1–6 Oct 2023
Geremeas, Sardinia, Italy
Europe/Zurich timezone

Upgrade of the ATLAS Level-0 TGC Endcap Muon Trigger

3 Oct 2023, 13:40
1h 40m
Poster Trigger and Timing Distribution Tuesday posters session

Speaker

Chihiro Kawamoto (Kyoto University (JP))

Description

The status of the development of the Level-0 endcap muon trigger system for the ATLAS experiment at the HL-LHC is presented. Integrations of the new trigger algorithms and the implementation with firmware on a new prototype of the trigger board (Sector Logic, SL) are also presented. Results from hardware tests of the SL prototype board and integration tests with the newly developed front-end board are also shown.

Summary (500 words)

HL-LHC is planned to start its operations in 2029 with more than 3 times the instantaneous luminosity of the LHC Run 3. To cope with the proton-proton collision rate higher than that of LHC, the trigger and readout system of the ATLAS experiment needs to be replaced. The new Level-0 muon trigger system is required to reconstruct muon candidates with an improved momentum resolution to suppress the trigger rate with keeping the efficiency. That can be achieved by combining the signals from various subdetectors(InnerCoincidence): Resistive Plate Chamber (RPC), Thin Gap Chamber (TGC), New Small Wheel (NSW), Monitored Drift Tube (MDT), and scintillator-steel hadronic calorimeters (TileCal) to form more offline-like tracks.

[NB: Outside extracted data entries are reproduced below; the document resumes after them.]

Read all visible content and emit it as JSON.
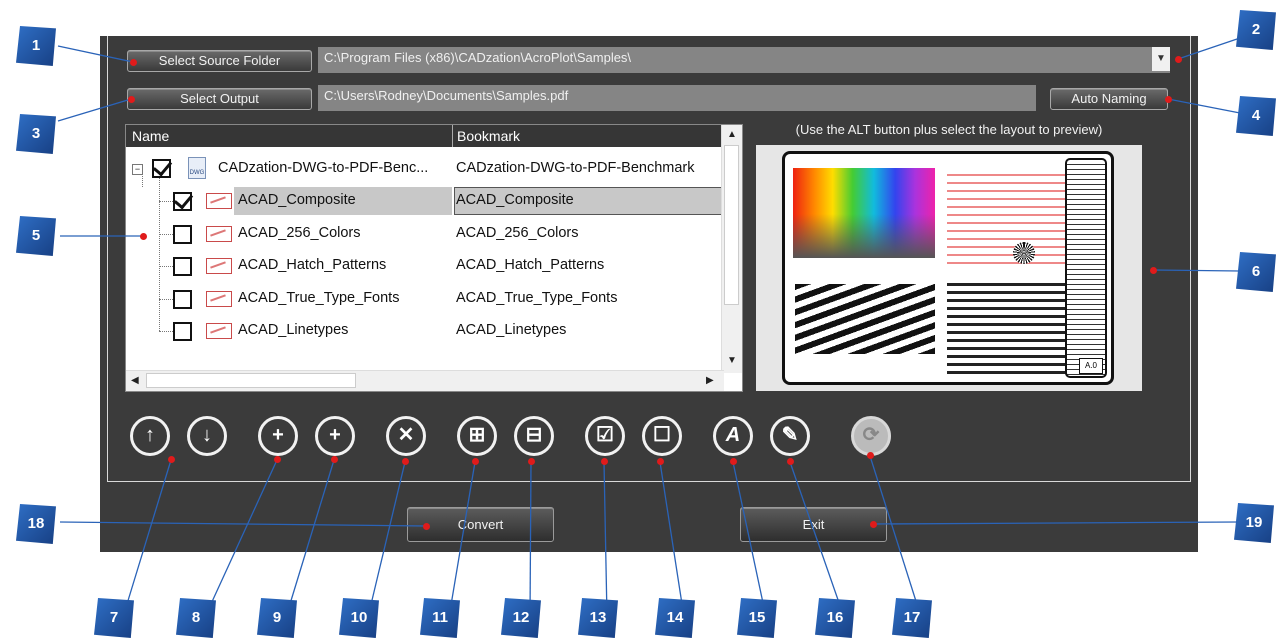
{
  "buttons": {
    "select_source": "Select Source Folder",
    "select_output": "Select Output",
    "auto_naming": "Auto Naming",
    "convert": "Convert",
    "exit": "Exit"
  },
  "fields": {
    "source_path": "C:\\Program Files (x86)\\CADzation\\AcroPlot\\Samples\\",
    "output_path": "C:\\Users\\Rodney\\Documents\\Samples.pdf"
  },
  "tree": {
    "col_name": "Name",
    "col_bookmark": "Bookmark",
    "root": {
      "name": "CADzation-DWG-to-PDF-Benc...",
      "bookmark": "CADzation-DWG-to-PDF-Benchmark",
      "checked": true
    },
    "items": [
      {
        "name": "ACAD_Composite",
        "bookmark": "ACAD_Composite",
        "checked": true
      },
      {
        "name": "ACAD_256_Colors",
        "bookmark": "ACAD_256_Colors",
        "checked": false
      },
      {
        "name": "ACAD_Hatch_Patterns",
        "bookmark": "ACAD_Hatch_Patterns",
        "checked": false
      },
      {
        "name": "ACAD_True_Type_Fonts",
        "bookmark": "ACAD_True_Type_Fonts",
        "checked": false
      },
      {
        "name": "ACAD_Linetypes",
        "bookmark": "ACAD_Linetypes",
        "checked": false
      }
    ],
    "dwg_icon_label": "DWG"
  },
  "preview": {
    "hint": "(Use the ALT button plus select the layout to preview)",
    "sheet_tag": "A.0"
  },
  "toolbar": [
    {
      "name": "move-up-icon",
      "glyph": "↑"
    },
    {
      "name": "move-down-icon",
      "glyph": "↓"
    },
    {
      "name": "add-folder-icon",
      "glyph": "+"
    },
    {
      "name": "add-file-icon",
      "glyph": "+"
    },
    {
      "name": "remove-icon",
      "glyph": "✕"
    },
    {
      "name": "expand-all-icon",
      "glyph": "⊞"
    },
    {
      "name": "collapse-all-icon",
      "glyph": "⊟"
    },
    {
      "name": "check-all-icon",
      "glyph": "☑"
    },
    {
      "name": "uncheck-all-icon",
      "glyph": "☐"
    },
    {
      "name": "fonts-icon",
      "glyph": "A"
    },
    {
      "name": "bookmark-icon",
      "glyph": "✎"
    },
    {
      "name": "folder-refresh-icon",
      "glyph": "⟳"
    }
  ],
  "callouts": [
    "1",
    "2",
    "3",
    "4",
    "5",
    "6",
    "7",
    "8",
    "9",
    "10",
    "11",
    "12",
    "13",
    "14",
    "15",
    "16",
    "17",
    "18",
    "19"
  ],
  "colors": {
    "panel": "#3b3b3b",
    "callout": "#2f6fc6",
    "callout_dot": "#e01b1b",
    "selected_row": "#c8c8c8"
  }
}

The Sector Logic (SL) boards play a key role in the new Level-0 muon trigger system. The full system includes 80 SL boards, covering pseudorapidity (eta) range |eta| < 2.4. They receive the hit data of RPCs (barrel, |eta| < 1.05) and TGCs (endcap, 1.05 < |eta| < 2.4) from the on-detector electronics and reconstruct muon candidates. The signals from NSW and TileCal are combined with the information of the muon candidates reconstructed in RPCs and TGCs to suppress fake trigger from non-collision particles. The selected muon candidates are transferred to the boards dedicated to processing of the MDT hits, where further selection is applied with improved momentum resolution. The SL boards also serve as the readout boards of the RPC and TGC hit data.

Each SL board is designed as an ATCA blade, integrated with Virtex UltraScale+ XCVU13P FPGA, Mercury XU5 MPSoC mezzanine card, and CERN-developed IPMC. FireFly modules provide 120 pairs of transmitters and receivers. Clock is managed with Si5345 chips and fixed latency scheme is employed. Power is supported up to 350 W. The first prototype (attachment 1) of the SL board was produced in Oct. 2021. All the functions of the hardware were demonstrated and confirmed after minor modifications from the first prototype. We are finalizing the design according to these results, and also preparing a test environment utilizing the MPSoC on the board.

The trigger firmware is supposed to be implemented on XCVU13P FPGA. Integration of the algorithms for the track segment reconstruction using TGC hits, InnerCoincidence and track selection is accomplished with realistic resource usage of ~40% and acceptable total latency of ~500 ns.

The performance of the trigger algorithms is evaluated with single muon MC samples overlayed with the pile-up events expected in the possible highest luminosity of HL-LHC (µ=200), and also verified with a bit-wise simulator.